How? You can read about it, courtesy of "Tommy Udo 6" at the RealGM board, here. Basically the Bulls structured that deal as two technically separate trades, with the 125% rule in outgoing/incoming salary creating a trade exception for the Cavs, then the Cavs using that exception in a separate transaction to acquire Joe Smith, giving Bulls a trade exception for the value of Smith's salary. At least that's how I think it worked out.
It's not that important how they did it, they do have the traded player exception, it's even 'reported' in the ESPN Trade Machine.
The exception can be used to acquire a player (or players) making up to that amount of money, for nothing in return. You can't combine an outgoing player with an exception, but this gives the Bulls an extra weapon in structuring deals by using that exception as part of a bigger deal (again, if you split deals up seperately). This is especially important considering the base-year compensation issues incurred when potentially sign/trading Deng or Gordon.
Per Doug's example on the BullsBeat podcast:
The Bulls can do a sign/trade with Ben Gordon (making $9m annually) going out, while taking in two players that total $9m.
From the Bulls perspective, the first such incoming player can have a salary that matches (within the 125%) Gordon's BYC amount ($4.5m).

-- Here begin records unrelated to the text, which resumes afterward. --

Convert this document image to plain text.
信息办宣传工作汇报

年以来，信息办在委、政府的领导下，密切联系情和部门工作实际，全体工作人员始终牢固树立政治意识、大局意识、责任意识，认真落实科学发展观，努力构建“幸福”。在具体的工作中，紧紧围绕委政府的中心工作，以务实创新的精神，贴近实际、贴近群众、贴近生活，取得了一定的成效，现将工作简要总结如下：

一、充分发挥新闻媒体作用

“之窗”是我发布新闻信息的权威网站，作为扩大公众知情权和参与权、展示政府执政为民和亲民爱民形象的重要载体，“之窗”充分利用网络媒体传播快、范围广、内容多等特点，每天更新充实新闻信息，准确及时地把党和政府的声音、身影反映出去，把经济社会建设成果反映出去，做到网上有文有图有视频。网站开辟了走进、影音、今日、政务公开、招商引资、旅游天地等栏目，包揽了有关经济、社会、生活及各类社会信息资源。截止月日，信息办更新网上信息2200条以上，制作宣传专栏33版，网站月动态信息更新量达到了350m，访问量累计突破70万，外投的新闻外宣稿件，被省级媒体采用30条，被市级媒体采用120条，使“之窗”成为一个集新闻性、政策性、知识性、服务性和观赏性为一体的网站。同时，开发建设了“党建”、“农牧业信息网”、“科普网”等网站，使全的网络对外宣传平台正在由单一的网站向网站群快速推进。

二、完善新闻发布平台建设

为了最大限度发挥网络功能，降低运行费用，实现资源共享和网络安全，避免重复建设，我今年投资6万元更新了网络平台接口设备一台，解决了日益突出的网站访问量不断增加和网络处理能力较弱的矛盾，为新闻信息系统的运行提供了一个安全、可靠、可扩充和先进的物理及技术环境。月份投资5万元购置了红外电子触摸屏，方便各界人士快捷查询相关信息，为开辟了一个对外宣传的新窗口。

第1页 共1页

The second player, earning a salary up to the value of the trade exception amount ($5.2m), can be acquired with that exception.
So for the Bulls it's two separate deals, for the other team they're sending out the sum of the two players and acquiring Ben Gordon at his full new salary (per BYC trade rules).
That's just one example, and likely the simplest. The Bulls are in a bit of a roster crunch so any Deng or Gordon sign/trade likely won't be done in a two-for-one anyway. But this exception can be used in a mega-player deal to massage the salary matching in myriad scenarios.
The whole Bulls operation from top to bottom has been put into question over this past year, but one thing they've shown to be consistently good at is using the cap to their advantage. Getting this additional asset makes the Wallace trade an even bigger coup (if you needed a reminder, another team actually took Ben Wallace), and in the past they've pioneered cap tricks such as front-loaded contracts, and swapping first round draft positions in trades. So kudos to their cap wonk, Irwin Mandel.
(Now if some want to keep with the cynical and depressing theme of the offseason, we can say that all this cap massaging does is keep Reinsdorf happy with a lower payroll, and they'll never take back enough salary in a deal to go into the tax anyway. I won't feel that way, but I can't hold it against you. Maybe a little.)